Didn’t they fly a BD-5 through a hangar in one of the Bond films? Or was that the prop version?

Dennis

The aircraft was a BD-5J, the jet.

According to a post on this forum:

‘Harry Remmington’ does not appear in the crew list on IMDb. He mentions ‘208’. There is a Cessna 208 Caravan, but it didn’t fly until 1982 and was not approved until 1984, and you can’t mount a camera on the nose. He might mean a Bell 208, but that was a one-off prototype in 1965. He also doesn’t know how to spell ‘hangar’.

Also from that thread:

So Corkey Fornof himself says he flew through the hangar. MI6 - The Home of James Bond 007 says:

So to wrap up: Corkey Fornof, the pilot on Octopussy, says he did it. The Bond website says he did it eight times. SGOTI claims to have filmed the scene, and that it was simulated. My conclusion is that Fornof did fly the BD-5J through the hangar, but many parts of the sequence were achieved with non-flying aircraft and miniatures.

Thanks for that, you would think such a famous sequence was documented thoroughly without conflicting reports! I worked with a pilot that knew Jim Bede who was from the Cleveland area.

You can send the report on the Jaguar over to the “Should I buy this Jaguar” thread.

Dennis

My dad was building a BD-5A. He was approached by a friend who had access to a turbine engine that would fit. Dad called Bede and asked him if he could put a jet engine in the plane. Bede told him no way would that ever work. And then a year or two later he came out with the BD-5J.

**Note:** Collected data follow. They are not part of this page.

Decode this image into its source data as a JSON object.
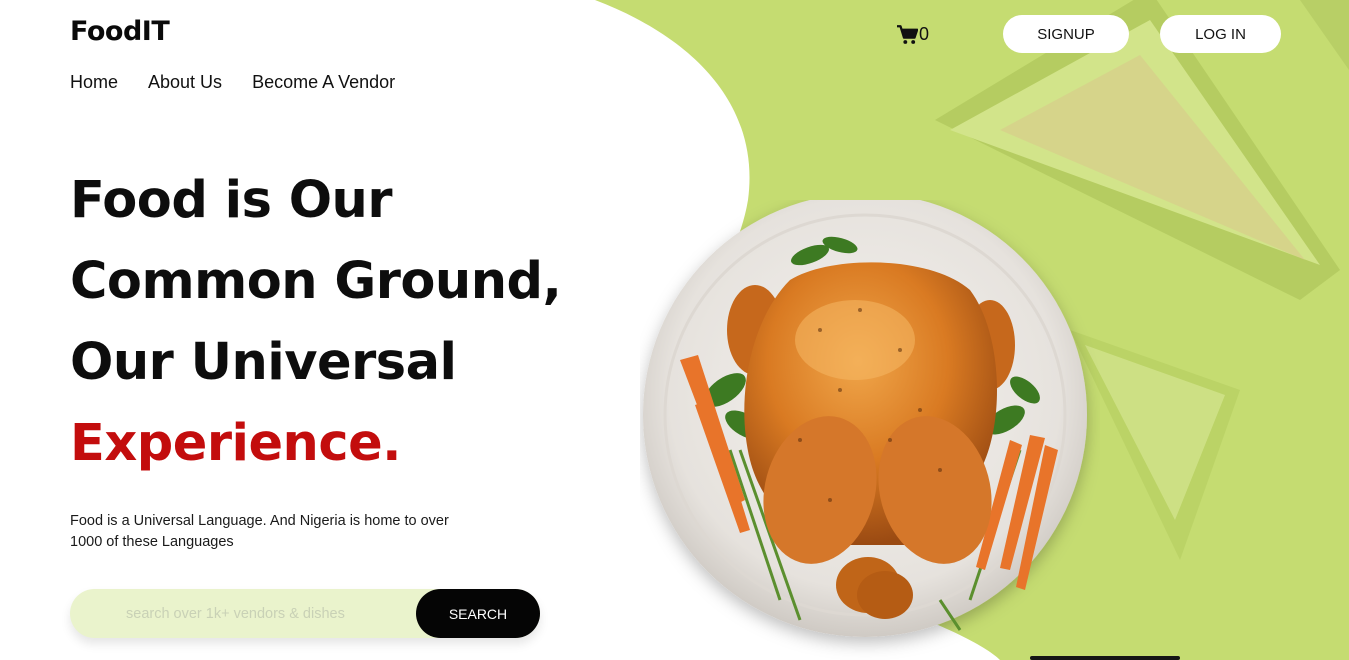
{
  "brand": {
    "logo_text": "FoodIT"
  },
  "nav": {
    "items": [
      "Home",
      "About Us",
      "Become A Vendor"
    ]
  },
  "header": {
    "cart_count": "0",
    "signup_label": "SIGNUP",
    "login_label": "LOG IN"
  },
  "hero": {
    "line1": "Food is Our",
    "line2": "Common Ground,",
    "line3": "Our Universal",
    "line4": "Experience.",
    "subtext": "Food is a Universal Language. And Nigeria is home to over 1000 of these Languages"
  },
  "search": {
    "placeholder": "search over 1k+ vendors & dishes",
    "button_label": "SEARCH"
  },
  "icons": {
    "cart": "cart-icon"
  },
  "colors": {
    "accent_red": "#c30d0d",
    "background_green": "#c5dc71",
    "search_field_bg": "#eaf3cc",
    "button_dark": "#050505"
  }
}
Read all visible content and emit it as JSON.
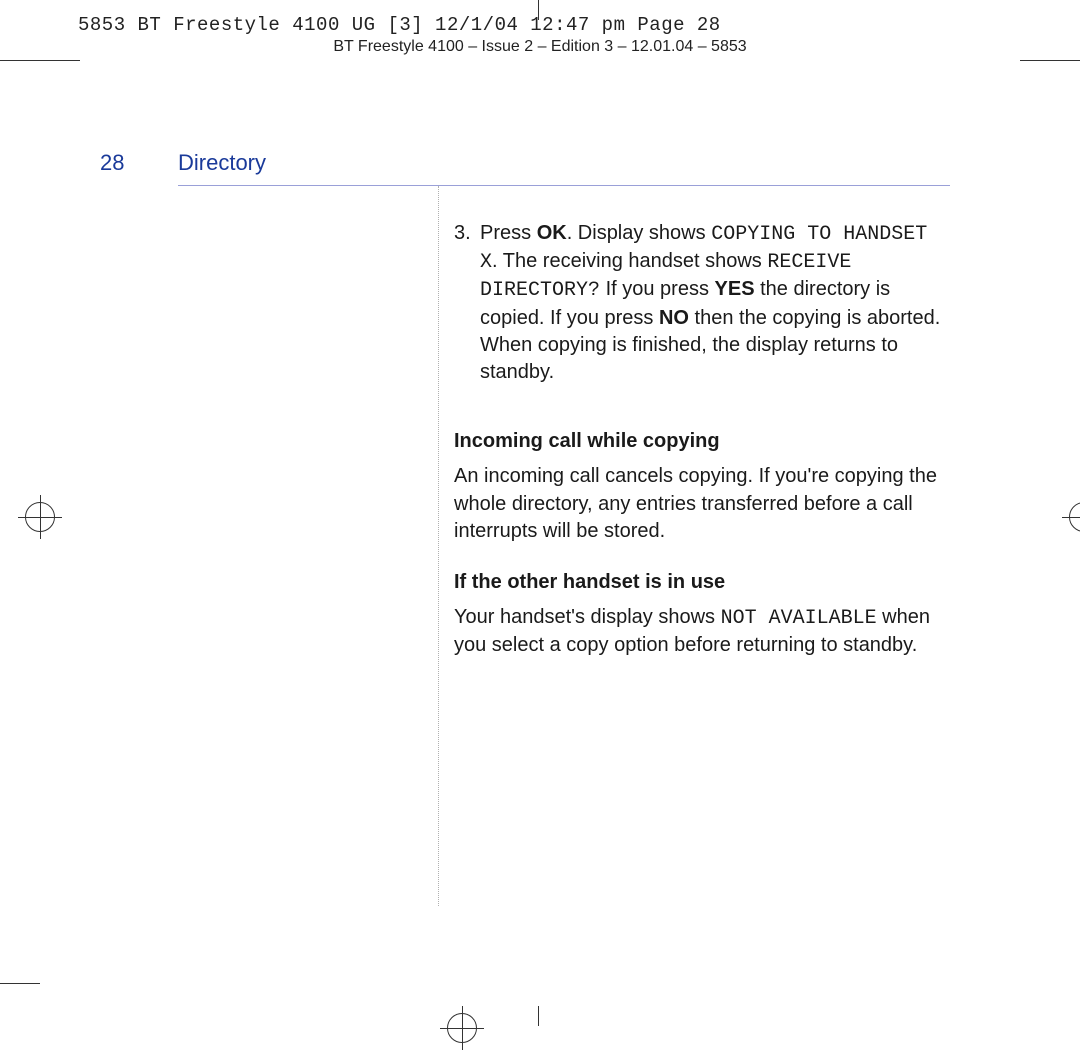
{
  "print_slug": "5853 BT Freestyle 4100 UG [3]  12/1/04  12:47 pm  Page 28",
  "print_header": "BT Freestyle 4100 – Issue 2 – Edition 3 – 12.01.04 – 5853",
  "page_number": "28",
  "section_title": "Directory",
  "step3": {
    "num": "3.",
    "pre": "Press ",
    "ok": "OK",
    "t1": ". Display shows ",
    "lcd1": "COPYING TO HANDSET X",
    "t2": ". The receiving handset shows ",
    "lcd2": "RECEIVE DIRECTORY?",
    "t3": " If you press ",
    "yes": "YES",
    "t4": " the directory is copied. If you press ",
    "no": "NO",
    "t5": " then the copying is aborted. When copying is finished, the display returns to standby."
  },
  "sub1_h": "Incoming call while copying",
  "sub1_p": "An incoming call cancels copying. If you're copying the whole directory, any entries transferred before a call interrupts will be stored.",
  "sub2_h": "If the other handset is in use",
  "sub2": {
    "t1": "Your handset's display shows ",
    "lcd": "NOT AVAILABLE",
    "t2": " when you select a copy option before returning to standby."
  }
}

if something that happened only about forty years ago, that was filmed extensively and with probably hundreds of eyewitnesses is so uncertain it does make you wonder how much faith you can put in the reports of historical events hundreds or even thousands of years ago. :slight_smile:

(I’ve heard the same thing mentioned about the famous ‘shoe banging’ incident by Nikita Khrushchev at the United Nations, there is no clear consensus on whether or not he did actually bang his shoe on the lectern)

Am I that the only one who–every time I see the thread title–think of the euphemism “throwing a hotdog down a hallway?”